Gov. Bev Perdue on Thursday reaffirmed that she intends to replace departing state Supreme Court Justice Patricia Timmons-Goodson, but she’ll do it without the independent nominating commission having a formal role in the choice.
Instead, she will discuss one or more potential candidates with individual members of the commission for their “informal buy-in,” she told reporters after an appearance at an event in RTP.
“I can’t imagine that the person I select will be anything but the finest jurist in North Carolina, or that anybody will have any problem with it,” Perdue said.
Perdue is getting around the process that she created by executive order last year by modifying the order, ostensibly in response to a letter from the commission’s chairman on Thursday suggesting she do just that. Chairman Edwin Speas Jr. – Perdue’s former general counsel – wrote that the commission’s role might be modified or suspended because there isn’t enough time left in her term to go through the normal process. Update: Her order creating the commission anticipated it would take about six weeks to make nominations, but it also allows her to shorten the time frame.
“If they don’t have the time to do their job well—and they’re telling me they don’t – then I’m going to make an appointment on paper, in my mind, and I’m going to pick up the phone and call them, and see if there is some deep-seated reason, or some legal reason that I don’t know about that the appointment would be inappropriate,” Perdue said. “ … It won’t require their signoff.”
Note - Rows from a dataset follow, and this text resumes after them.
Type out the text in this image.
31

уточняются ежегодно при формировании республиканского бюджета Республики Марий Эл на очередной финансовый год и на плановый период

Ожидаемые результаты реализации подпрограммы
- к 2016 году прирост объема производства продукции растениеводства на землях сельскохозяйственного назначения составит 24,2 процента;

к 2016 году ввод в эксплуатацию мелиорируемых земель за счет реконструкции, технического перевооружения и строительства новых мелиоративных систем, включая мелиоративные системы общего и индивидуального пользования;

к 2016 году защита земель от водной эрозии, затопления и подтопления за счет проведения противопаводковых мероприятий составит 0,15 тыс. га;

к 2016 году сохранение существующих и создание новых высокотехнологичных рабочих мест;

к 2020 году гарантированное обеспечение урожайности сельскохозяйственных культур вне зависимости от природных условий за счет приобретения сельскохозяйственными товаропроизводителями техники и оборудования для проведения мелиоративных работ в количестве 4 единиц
Last year Republicans criticized Perdue for stacking the 18-member commission with Democrats. On Wednesday, they blasted her for circumventing the commission in order to make the appointment before Republican Gov.-elect Pat McCrory takes office next month.
The governor added that she thinks there will be “a couple” more judicial positions to fill before her term expires.
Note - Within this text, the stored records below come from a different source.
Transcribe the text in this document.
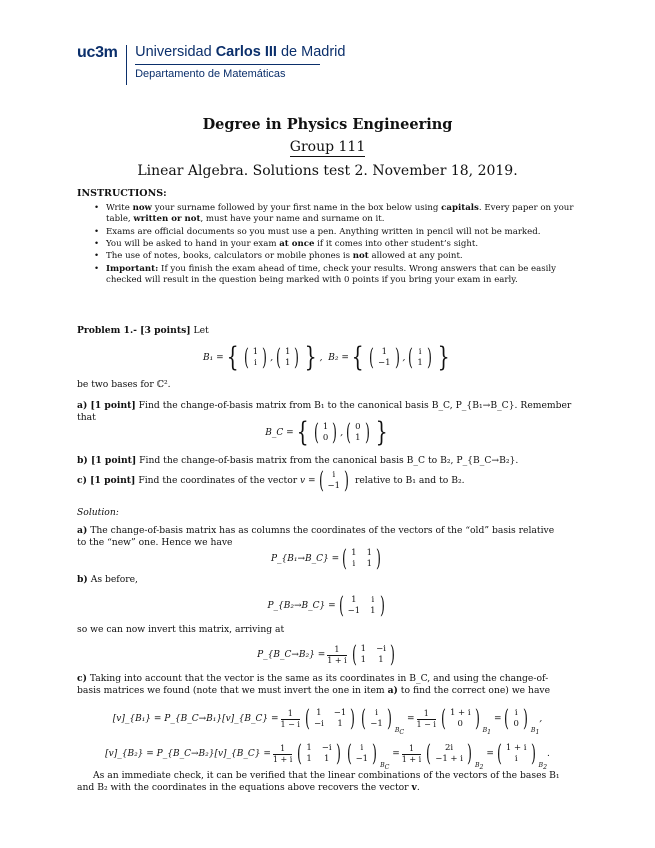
uc3m Universidad Carlos III de Madrid
Departamento de Matemáticas
Degree in Physics Engineering
Group 111
Linear Algebra. Solutions test 2. November 18, 2019.
INSTRUCTIONS:
• Write now your surname followed by your first name in the box below using capitals. Every paper on your table, written or not, must have your name and surname on it.
• Exams are official documents so you must use a pen. Anything written in pencil will not be marked.
• You will be asked to hand in your exam at once if it comes into other student’s sight.
• The use of notes, books, calculators or mobile phones is not allowed at any point.
• Important: If you finish the exam ahead of time, check your results. Wrong answers that can be easily checked will result in the question being marked with 0 points if you bring your exam in early.
Problem 1.- [3 points] Let
B₁ = { ( 1
i ) , ( 1
1 ) } , B₂ = { ( 1
−1 ) , ( i
1 ) }
be two bases for ℂ².
a) [1 point] Find the change-of-basis matrix from B₁ to the canonical basis B_C, P_{B₁→B_C}. Remember that
B_C = { ( 1
0 ) , ( 0
1 ) }
b) [1 point] Find the change-of-basis matrix from the canonical basis B_C to B₂, P_{B_C→B₂}.
c) [1 point] Find the coordinates of the vector v = (	i
−1 ) relative to B₁ and to B₂.
Solution:
a) The change-of-basis matrix has as columns the coordinates of the vectors of the “old” basis relative to the “new” one. Hence we have
P_{B₁→B_C} = ( 1 1
i 1 )
b) As before,
P_{B₂→B_C} = ( 1	i
−1 1 )
so we can now invert this matrix, arriving at
P_{B_C→B₂} = $\frac{1}{1 + i}$ ( 1 −i
1 1 )
c) Taking into account that the vector is the same as its coordinates in B_C, and using the change-of-basis matrices we found (note that we must invert the one in item a) to find the correct one) we have
[v]_{B₁} = P_{B_C→B₁}[v]_{B_C} = $\frac{1}{1 - i}$ ( 1 −1
−i	1 ) (	i
−1 ) $_{B_C}$
= $\frac{1}{1 - i}$ ( 1 + i
0 ) $_{B_1}$
= ( i
0 ) $_{B_1}$
,
[v]_{B₂} = P_{B_C→B₂}[v]_{B_C} = $\frac{1}{1 + i}$ ( 1 −i
1 1 ) (	i
−1 ) $_{B_C}$
= $\frac{1}{1 + i}$ (	2i
−1 + i ) $_{B_2}$
= ( 1 + i
i ) $_{B_2}$
.
As an immediate check, it can be verified that the linear combinations of the vectors of the bases B₁ and B₂ with the coordinates in the equations above recovers the vector v.
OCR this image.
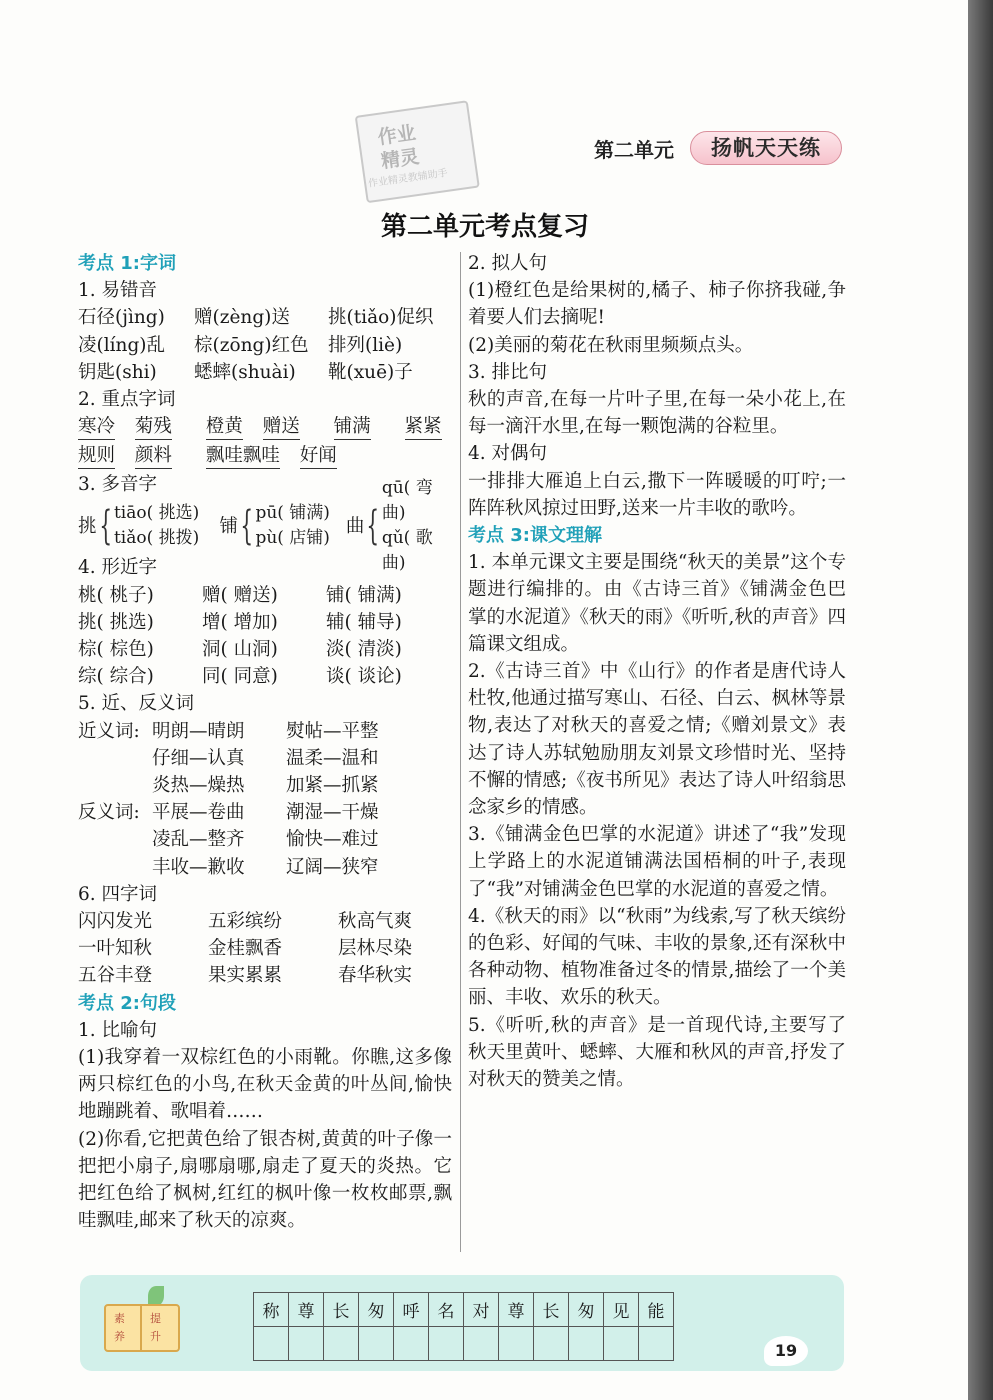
作业
精灵
作业精灵教辅助手
第二单元	扬帆天天练
第二单元考点复习
考点 1:字词
1. 易错音
石径(jìng)	赠(zèng)送	挑(tiǎo)促织
凌(líng)乱	棕(zōng)红色	排列(liè)
钥匙(shi)	蟋蟀(shuài)	靴(xuē)子
2. 重点字词
寒冷 菊残 橙黄 赠送 铺满 紧紧
规则 颜料 飘哇飘哇 好闻
3. 多音字
挑 { tiāo( 挑选)
tiǎo( 挑拨)
铺 { pū( 铺满)
pù( 店铺)
曲 {
qū( 弯曲)
qǔ( 歌曲)
4. 形近字
桃( 桃子)	赠( 赠送)	铺( 铺满)
挑( 挑选)	增( 增加)	辅( 辅导)
棕( 棕色)	洞( 山洞)	淡( 清淡)
综( 综合)	同( 同意)	谈( 谈论)
5. 近、反义词
近义词: 明朗—晴朗	熨帖—平整
仔细—认真	温柔—温和
炎热—燥热	加紧—抓紧
反义词: 平展—卷曲	潮湿—干燥
凌乱—整齐	愉快—难过
丰收—歉收	辽阔—狭窄
6. 四字词
闪闪发光	五彩缤纷	秋高气爽
一叶知秋	金桂飘香	层林尽染
五谷丰登	果实累累	春华秋实
考点 2:句段
1. 比喻句
(1)我穿着一双棕红色的小雨靴。你瞧,这多像两只棕红色的小鸟,在秋天金黄的叶丛间,愉快地蹦跳着、歌唱着……
(2)你看,它把黄色给了银杏树,黄黄的叶子像一把把小扇子,扇哪扇哪,扇走了夏天的炎热。它把红色给了枫树,红红的枫叶像一枚枚邮票,飘哇飘哇,邮来了秋天的凉爽。
2. 拟人句
(1)橙红色是给果树的,橘子、柿子你挤我碰,争着要人们去摘呢!
(2)美丽的菊花在秋雨里频频点头。
3. 排比句
秋的声音,在每一片叶子里,在每一朵小花上,在每一滴汗水里,在每一颗饱满的谷粒里。
4. 对偶句
一排排大雁追上白云,撒下一阵暖暖的叮咛;一阵阵秋风掠过田野,送来一片丰收的歌吟。
考点 3:课文理解
1. 本单元课文主要是围绕“秋天的美景”这个专题进行编排的。由《古诗三首》《铺满金色巴掌的水泥道》《秋天的雨》《听听,秋的声音》四篇课文组成。
2.《古诗三首》中《山行》的作者是唐代诗人杜牧,他通过描写寒山、石径、白云、枫林等景物,表达了对秋天的喜爱之情;《赠刘景文》表达了诗人苏轼勉励朋友刘景文珍惜时光、坚持不懈的情感;《夜书所见》表达了诗人叶绍翁思念家乡的情感。
3.《铺满金色巴掌的水泥道》讲述了“我”发现上学路上的水泥道铺满法国梧桐的叶子,表现了“我”对铺满金色巴掌的水泥道的喜爱之情。
4.《秋天的雨》以“秋雨”为线索,写了秋天缤纷的色彩、好闻的气味、丰收的景象,还有深秋中各种动物、植物准备过冬的情景,描绘了一个美丽、丰收、欢乐的秋天。
5.《听听,秋的声音》是一首现代诗,主要写了秋天里黄叶、蟋蟀、大雁和秋风的声音,抒发了对秋天的赞美之情。
素 提
养 升
称	尊	长	匆	呼	名	对	尊	长	匆	见	能

19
The commission is supposed to take several weeks to recruit qualified applicants for vacancies on the state Supreme Court, Court of Appeals and the superior courts. It is supposed to review applicants based on criteria it has developed. So far, it has made recommendations to fill three vacancies.
Update: Senate President Pro Tem Phil Berger has a problem with it. “If she has enough time to thoroughly vet an appointee, then she can prescribe the commission to do so during that time frame as well,” says a statement from Berger’s office in reaction to Speas’ letter.
"Her own executive order says she can prescribe the commission to act during a shorter period. It's not just our view -- it's her own view."